Below are alternative explanations with a varying amount of detail, depending on how much of a hurry you’re in. ;-)
I will use the following code (drawn from that other question) as a running example. Here, the type annotation on the definition of reduce
is actually required to make it typecheck.
(* The type [('a, 'c) fun_chain] represents a chainable list of functions, i.e.
* such that the output type of one function is the input type of the next one;
* ['a] and ['c] are the input and output types of the whole chain.
* This is implemented as a recursive GADT (generalized algebraic data type). *)
type (_, _) fun_chain =
| Nil : ('a, 'a) fun_chain
| Cons : ('a -> 'b) * ('b, 'c) fun_chain -> ('a, 'c) fun_chain
(* [reduce] reduces a chain to just one function by composing all
* functions of the chain. *)
let rec reduce : type a c. (a, c) fun_chain -> a -> c =
fun chain x ->
begin match chain with
| Nil -> x
| Cons (f, chain') -> reduce chain' (f x)
end
The short story
On let-definitions, an annotation like : 'a -> 'a
does not force polymorphism: the type-checker may refine the unification variable 'a
to something. This bit of syntax is misleading indeed, because the same annotation on a val-declaration i.e. in a module signature does enforce polymorphism.
: type a. …
is a type annotation with explicit (forced) polymorphism. You can think of this as the universal quantifier (∀ a, “for all a“). For instance,
let some : type a. a -> a option =
fun x -> Some x
means that “for all” type a, you can give an a to some
and then it will return an a option
.
The code at the beginning of this answer makes use of advanced features of the type system, namely, polymorphic recursion and branches with different types, and that leaves type inference at a loss. In order to have a program typecheck in such a situation, we need to force polymorphism like this. Beware that in this syntax, a
is a type name (no leading quote) rather than a type unification variable.
: 'a. …
is another syntax that forces polymorphism, but it is practically subsumed by : type a. …
so you will hardly need it at all.
The pragmatic story
: type a. …
is a short-hand syntax that combines two features:
- an explicitly polymorphic annotation
: 'a. …
- useful for ensuring a definition is as general as intended
- required when recursion is done with type parameters different from those of the initial call (“polymorphic recursion” i.e. recursion on “non-regular” ADTs)
- a locally abstract type
(type a) …
- required when different branches have different types (i.e. when pattern-matching on “generalized” ADTs)

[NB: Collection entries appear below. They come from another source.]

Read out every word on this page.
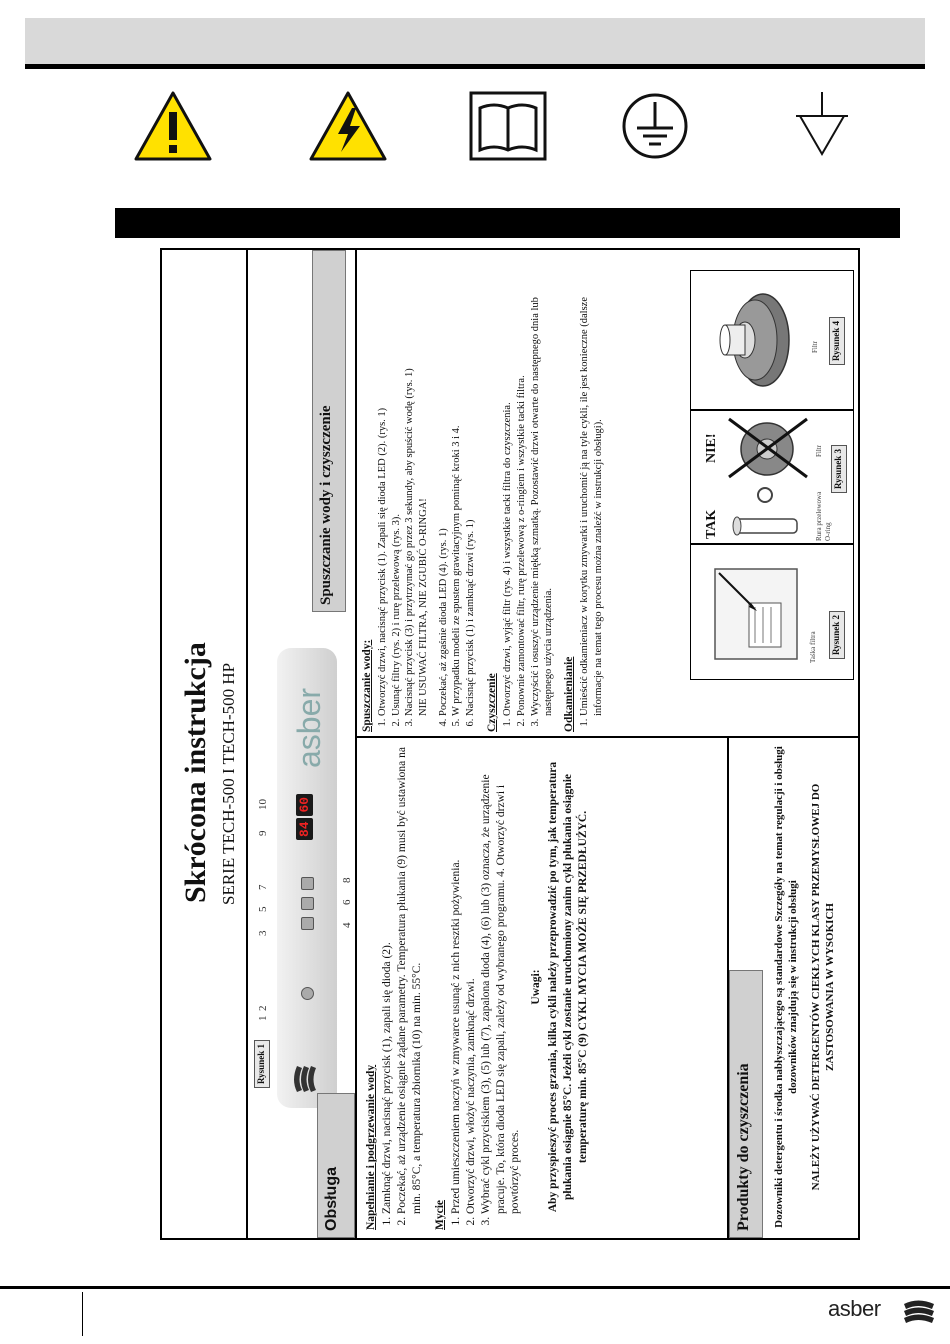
Skrócona instrukcja SERIE TECH-500 I TECH-500 HP
Rysunek 1
84 60
asber
1
2
3
5
7
9
10
4
6
8
Spuszczanie wody i czyszczenie
Obsługa	Napełnianie i podgrzewanie wody 1. Zamknąć drzwi, nacisnąć przycisk (1), zapali się dioda (2). 2. Poczekać, aż urządzenie osiągnie żądane parametry. Temperatura płukania (9) musi być ustawiona na min. 85°C, a temperatura zbiornika (10) na min. 55°C.

Mycie

1. Przed umieszczeniem naczyń w zmywarce usunąć z nich resztki pożywienia. 2. Otworzyć drzwi, włożyć naczynia, zamknąć drzwi. 3. Wybrać cykl przyciskiem (3), (5) lub (7), zapalona dioda (4), (6) lub (3) oznacza, że urządzenie pracuje. To, która dioda LED się zapali, zależy od wybranego programu. 4. Otworzyć drzwi i powtórzyć proces.
Uwagi: Aby przyspieszyć proces grzania, kilka cykli należy przeprowadzić po tym, jak temperatura płukania osiągnie 85°C. Jeżeli cykl zostanie uruchomiony zanim cykl płukania osiągnie temperaturę min. 85°C (9) CYKL MYCIA MOŻE SIĘ PRZEDŁUŻYĆ.	Produkty do czyszczenia	Dozowniki detergentu i środka nabłyszczającego są standardowe Szczegóły na temat regulacji i obsługi dozowników znajdują się w instrukcji obsługi NALEŻY UŻYWAĆ DETERGENTÓW CIEKŁYCH KLASY PRZEMYSŁOWEJ DO ZASTOSOWANIA W WYSOKICH

Spuszczanie wody: 1. Otworzyć drzwi, nacisnąć przycisk (1). Zapali się dioda LED (2). (rys. 1) 2. Usunąć filtry (rys. 2) i rurę przelewową (rys. 3). 3. Nacisnąć przycisk (3) i przytrzymać go przez 3 sekundy, aby spuścić wodę (rys. 1) NIE USUWAĆ FILTRA, NIE ZGUBIĆ O-RINGA! 4. Poczekać, aż zgaśnie dioda LED (4). (rys. 1) 5. W przypadku modeli ze spustem grawitacyjnym pominąć kroki 3 i 4. 6. Nacisnąć przycisk (1) i zamknąć drzwi (rys. 1) Czyszczenie 1. Otworzyć drzwi, wyjąć filtr (rys. 4) i wszystkie tacki filtra do czyszczenia. 2. Ponownie zamontować filtr, rurę przelewową z o-ringiem i wszystkie tacki filtra. 3. Wyczyścić i osuszyć urządzenie miękką szmatką. Pozostawić drzwi otwarte do następnego dnia lub następnego użycia urządzenia. Odkamienianie 1. Umieścić odkamieniacz w korytku zmywarki i uruchomić ją na tyle cykli, ile jest konieczne (dalsze informacje na temat tego procesu można znaleźć w instrukcji obsługi).	Taśka filtra Rysunek 2
TAK
NIE!
Rura przelewowa O-ring
Filtr Rysunek 3
Filtr Rysunek 4
asber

- allows you to refer to type
a
from inside the definition, typically when building a first-class module (I won’t say more about this)

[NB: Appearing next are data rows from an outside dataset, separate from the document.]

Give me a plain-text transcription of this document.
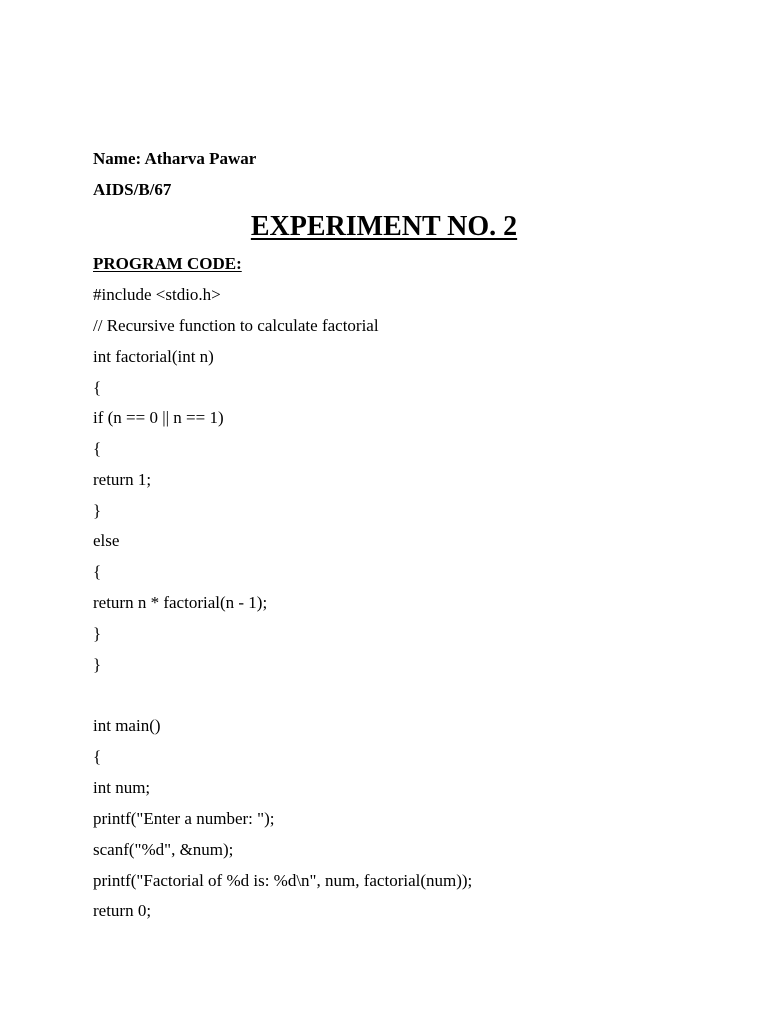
Name: Atharva Pawar
AIDS/B/67
EXPERIMENT NO. 2
PROGRAM CODE:
#include <stdio.h>
// Recursive function to calculate factorial
int factorial(int n)
{
if (n == 0 || n == 1)
{
return 1;
}
else
{
return n * factorial(n - 1);
}
}
int main()
{
int num;
printf("Enter a number: ");
scanf("%d", &num);
printf("Factorial of %d is: %d\n", num, factorial(num));
return 0;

Here we use the combined syntax because our definition of reduce
falls under both situations in bold.
We have polymorphic recursion because Cons
builds a (a, c) fun_chain
from a (b, c) fun_chain
: the first type parameter differs (we say that fun_chain
is a “non-regular” ADT).
We have branches with different types because Nil
builds a (a, a) fun_chain
whereas Cons
builds a (a, c) fun_chain
(we say that fun_chain
is a “generalized” ADT, or GADT for short).
Just to be clear: : 'a. …
and : type a. …
produce the same signature for the definition. Choosing one syntax or the other only has an influence on how its body is typechecked. For most intents and purposes, you can forget about : 'a. …
and just remember the combined form : type a. …

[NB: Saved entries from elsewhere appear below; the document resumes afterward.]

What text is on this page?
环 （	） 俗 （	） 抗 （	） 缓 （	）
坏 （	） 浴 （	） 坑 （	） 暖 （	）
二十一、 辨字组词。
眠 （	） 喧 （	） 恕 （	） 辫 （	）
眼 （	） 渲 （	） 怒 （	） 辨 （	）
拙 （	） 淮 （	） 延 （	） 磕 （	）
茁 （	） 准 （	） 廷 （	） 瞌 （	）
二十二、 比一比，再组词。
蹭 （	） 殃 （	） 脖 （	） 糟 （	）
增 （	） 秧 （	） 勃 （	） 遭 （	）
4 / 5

. Alas, the latter does not completely subsume the former, there are rare situations where writing : type a. …
wouldn’t work and you would need : 'a. …
(see @octachron’s answer) but, hopefully, you won’t stumble upon them often.
The long story
Explicit polymorphism
OCaml type annotations have a dirty little secret: writing let f : 'a -> 'a = …
doesn’t force f
to be polymorphic in 'a
. The compiler unifies the provided annotation with the inferred type and is free to instantiate the type variable 'a
while doing so, leading to a less general type than intended. For instance let f : 'a -> 'a = fun x -> x+1
is an accepted program and leads to val f : int -> int
. To ensure the function is indeed polymorphic (i.e. to have the compiler reject the definition if it is not general enough), you have to make the polymorphism explicit, with the following syntax:
let f : 'a. 'a -> 'a = …
For a non-recursive definition, this is merely the human programmer adding a constraint which makes more programs be rejected.
In the case of a recursive definition however, this has another implication. When typechecking the body, the compiler will unify the provided type with the types of all occurrences of the function being defined. Type variables which are not marked as polymorphic will be made equal in all recursive calls. But polymorphic recursion is precisely when we recurse with differing type parameters; without explicit polymorphism, that would either fail or infer a less general type than intended. To make it work, we explicitly mark which type variables should be polymorphic.
Note that there is a good reason why OCaml cannot typecheck polymorphic recursion on its own: there is undecidability around the corner (see Wikipedia for references).
As an example, let’s do the job of the typechecker on this faulty definition, where polymorphism is not made explicit:
(* does not typecheck! *)
let rec reduce : ('a, 'c) fun_chain -> 'a -> 'c =
fun chain x ->
begin match chain with
| Nil -> x
| Cons (f, chain') -> reduce chain' (f x)
end
We start with reduce : ('a, 'c) fun_chain -> 'a -> 'c
and chain : ('a, 'c) fun_chain
for some type variables 'a
and 'c
.
In the first branch, chain = Nil
, so we learn that in fact chain : ('c, 'c) fun_chain
and 'a == 'c
. We unify both type variables. (That doesn’t matter right now, though.)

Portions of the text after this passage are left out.